To get started  here is what you need:

  • Twitter account.
  • Google account.
  • A blog (we will help you set one up during Orientation week -Week 0). Here’s a good WordPress tutorial and Blog Challenge.
  • A membership in our Google+ Community.
  • A subscription to the Calendar. To subscribe you need a Google account.
    • To add a calendar go to https://www.google.com/calendar/embed?src=aGF3YWlpLmVkdV84MnI3NjBibjZ2ZGlob3J0dHVxdW9tNnVhNEBncm91cC5jYWxlbmRhci5nb29nbGUuY29t
    • When the calendar opens click on the Google Calendar icon in the lower right corner.
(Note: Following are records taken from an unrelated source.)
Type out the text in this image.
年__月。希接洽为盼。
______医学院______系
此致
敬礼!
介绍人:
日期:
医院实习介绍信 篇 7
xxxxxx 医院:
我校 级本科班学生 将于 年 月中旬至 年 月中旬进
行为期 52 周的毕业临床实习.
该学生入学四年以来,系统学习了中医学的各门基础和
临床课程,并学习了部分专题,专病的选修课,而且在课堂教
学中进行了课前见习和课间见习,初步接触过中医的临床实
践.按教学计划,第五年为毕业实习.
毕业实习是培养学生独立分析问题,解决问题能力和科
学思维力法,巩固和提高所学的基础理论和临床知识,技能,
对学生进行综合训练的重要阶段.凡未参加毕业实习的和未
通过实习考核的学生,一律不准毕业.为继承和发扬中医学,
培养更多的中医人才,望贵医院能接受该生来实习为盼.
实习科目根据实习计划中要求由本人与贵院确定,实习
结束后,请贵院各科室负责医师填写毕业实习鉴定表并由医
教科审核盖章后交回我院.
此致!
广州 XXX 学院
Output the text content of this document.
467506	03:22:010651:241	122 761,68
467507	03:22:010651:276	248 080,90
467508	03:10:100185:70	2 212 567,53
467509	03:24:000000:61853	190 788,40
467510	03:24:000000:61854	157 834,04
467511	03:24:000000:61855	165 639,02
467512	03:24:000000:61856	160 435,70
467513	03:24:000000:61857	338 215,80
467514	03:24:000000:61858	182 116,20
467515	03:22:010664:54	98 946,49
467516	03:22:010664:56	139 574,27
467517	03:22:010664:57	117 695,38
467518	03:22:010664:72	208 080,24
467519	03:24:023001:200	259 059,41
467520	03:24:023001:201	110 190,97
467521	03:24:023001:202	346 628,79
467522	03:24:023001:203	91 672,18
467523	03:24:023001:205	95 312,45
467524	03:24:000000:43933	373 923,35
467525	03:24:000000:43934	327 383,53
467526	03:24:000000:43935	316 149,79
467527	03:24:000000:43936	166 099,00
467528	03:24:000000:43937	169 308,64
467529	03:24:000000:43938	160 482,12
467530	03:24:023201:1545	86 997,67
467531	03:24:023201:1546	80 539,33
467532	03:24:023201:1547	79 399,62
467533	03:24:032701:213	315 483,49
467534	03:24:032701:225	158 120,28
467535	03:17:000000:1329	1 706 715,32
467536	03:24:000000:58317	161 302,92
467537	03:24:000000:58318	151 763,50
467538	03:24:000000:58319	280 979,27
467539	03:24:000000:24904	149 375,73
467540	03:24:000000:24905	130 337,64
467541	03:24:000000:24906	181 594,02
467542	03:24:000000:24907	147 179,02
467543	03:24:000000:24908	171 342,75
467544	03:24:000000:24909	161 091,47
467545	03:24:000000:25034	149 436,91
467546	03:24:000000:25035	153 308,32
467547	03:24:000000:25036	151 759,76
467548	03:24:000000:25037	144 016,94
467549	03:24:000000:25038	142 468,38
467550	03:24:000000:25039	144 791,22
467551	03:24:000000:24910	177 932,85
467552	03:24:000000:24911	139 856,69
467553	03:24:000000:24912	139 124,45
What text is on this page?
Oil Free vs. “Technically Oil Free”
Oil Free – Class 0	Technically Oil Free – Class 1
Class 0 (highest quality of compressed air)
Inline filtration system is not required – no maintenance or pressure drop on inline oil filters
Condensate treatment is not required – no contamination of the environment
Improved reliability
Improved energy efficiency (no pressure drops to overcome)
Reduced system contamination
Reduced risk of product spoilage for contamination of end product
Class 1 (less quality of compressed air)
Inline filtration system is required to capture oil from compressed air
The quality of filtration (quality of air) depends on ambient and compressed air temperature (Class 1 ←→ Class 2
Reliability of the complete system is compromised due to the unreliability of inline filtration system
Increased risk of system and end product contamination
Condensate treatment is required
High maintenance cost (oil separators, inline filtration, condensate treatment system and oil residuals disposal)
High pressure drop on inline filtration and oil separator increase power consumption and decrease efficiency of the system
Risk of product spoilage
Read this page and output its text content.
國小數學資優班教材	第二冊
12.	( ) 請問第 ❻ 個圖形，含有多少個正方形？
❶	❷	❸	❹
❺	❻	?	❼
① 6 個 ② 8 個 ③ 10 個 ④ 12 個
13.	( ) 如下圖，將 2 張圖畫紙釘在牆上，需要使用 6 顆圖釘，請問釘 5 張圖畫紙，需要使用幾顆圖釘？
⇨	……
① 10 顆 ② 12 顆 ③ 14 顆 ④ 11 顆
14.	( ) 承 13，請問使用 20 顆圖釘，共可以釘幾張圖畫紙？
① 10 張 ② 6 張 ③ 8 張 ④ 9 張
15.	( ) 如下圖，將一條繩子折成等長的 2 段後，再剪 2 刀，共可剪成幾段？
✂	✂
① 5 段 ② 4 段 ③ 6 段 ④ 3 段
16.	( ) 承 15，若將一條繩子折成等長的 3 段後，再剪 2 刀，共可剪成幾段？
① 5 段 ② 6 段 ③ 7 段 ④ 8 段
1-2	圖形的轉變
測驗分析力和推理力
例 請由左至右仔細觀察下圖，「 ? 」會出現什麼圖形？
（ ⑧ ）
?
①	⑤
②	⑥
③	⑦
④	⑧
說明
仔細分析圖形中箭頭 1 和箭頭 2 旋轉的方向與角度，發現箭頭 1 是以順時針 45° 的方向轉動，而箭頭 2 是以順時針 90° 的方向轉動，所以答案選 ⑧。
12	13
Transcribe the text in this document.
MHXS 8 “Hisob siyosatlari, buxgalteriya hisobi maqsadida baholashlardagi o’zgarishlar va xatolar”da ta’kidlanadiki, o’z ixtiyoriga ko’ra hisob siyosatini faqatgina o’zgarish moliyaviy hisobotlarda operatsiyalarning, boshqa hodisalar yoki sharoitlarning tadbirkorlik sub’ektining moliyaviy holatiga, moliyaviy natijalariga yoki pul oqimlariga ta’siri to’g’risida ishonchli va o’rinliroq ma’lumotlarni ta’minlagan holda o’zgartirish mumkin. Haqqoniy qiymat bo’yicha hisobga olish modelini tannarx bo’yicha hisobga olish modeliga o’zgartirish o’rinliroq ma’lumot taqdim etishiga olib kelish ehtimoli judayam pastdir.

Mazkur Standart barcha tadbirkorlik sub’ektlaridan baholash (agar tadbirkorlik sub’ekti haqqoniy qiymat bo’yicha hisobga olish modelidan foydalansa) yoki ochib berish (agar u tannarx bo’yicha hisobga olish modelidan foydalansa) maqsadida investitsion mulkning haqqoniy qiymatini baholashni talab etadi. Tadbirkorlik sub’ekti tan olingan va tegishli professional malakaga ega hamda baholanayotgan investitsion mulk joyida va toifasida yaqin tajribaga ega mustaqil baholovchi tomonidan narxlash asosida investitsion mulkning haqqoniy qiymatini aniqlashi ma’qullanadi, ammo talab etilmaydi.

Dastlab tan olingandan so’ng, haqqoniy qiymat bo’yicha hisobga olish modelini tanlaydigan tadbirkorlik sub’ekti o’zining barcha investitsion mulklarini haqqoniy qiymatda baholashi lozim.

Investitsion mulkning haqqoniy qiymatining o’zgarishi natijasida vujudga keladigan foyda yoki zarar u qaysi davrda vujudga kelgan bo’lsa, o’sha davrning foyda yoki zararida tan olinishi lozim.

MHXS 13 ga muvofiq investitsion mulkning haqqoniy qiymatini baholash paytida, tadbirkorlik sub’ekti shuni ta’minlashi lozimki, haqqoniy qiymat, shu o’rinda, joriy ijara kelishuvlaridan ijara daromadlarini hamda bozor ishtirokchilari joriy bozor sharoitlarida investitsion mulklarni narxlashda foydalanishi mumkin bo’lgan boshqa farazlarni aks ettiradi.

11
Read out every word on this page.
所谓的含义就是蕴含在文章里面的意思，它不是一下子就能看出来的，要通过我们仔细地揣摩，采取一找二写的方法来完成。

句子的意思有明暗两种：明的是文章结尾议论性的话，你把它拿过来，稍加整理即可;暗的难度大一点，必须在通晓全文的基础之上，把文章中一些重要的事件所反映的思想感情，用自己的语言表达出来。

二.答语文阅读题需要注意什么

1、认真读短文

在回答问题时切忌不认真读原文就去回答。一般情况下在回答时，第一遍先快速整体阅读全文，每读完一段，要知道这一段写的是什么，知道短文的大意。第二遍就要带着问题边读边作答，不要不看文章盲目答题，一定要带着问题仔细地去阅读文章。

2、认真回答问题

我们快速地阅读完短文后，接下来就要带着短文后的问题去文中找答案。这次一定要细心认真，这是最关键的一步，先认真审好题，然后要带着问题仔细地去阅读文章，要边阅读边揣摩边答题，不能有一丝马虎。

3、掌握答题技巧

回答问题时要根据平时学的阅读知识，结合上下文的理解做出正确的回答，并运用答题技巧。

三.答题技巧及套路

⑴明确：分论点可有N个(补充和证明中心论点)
    • Click on Yes, add this calendar.

We encourage is to communicate with your  personal blog. The learning in the course results from the activities you choose to undertake, and will be different for each person. We will ask you to visit other people’s blogs, and create some discussion of your own. Don’t worry if you feel a bit disorientated at first. Your active participation in this course will help you to acquire the skills needed to function in this type of course. The goal is to help help you learn to manage complexity within networked learning environments.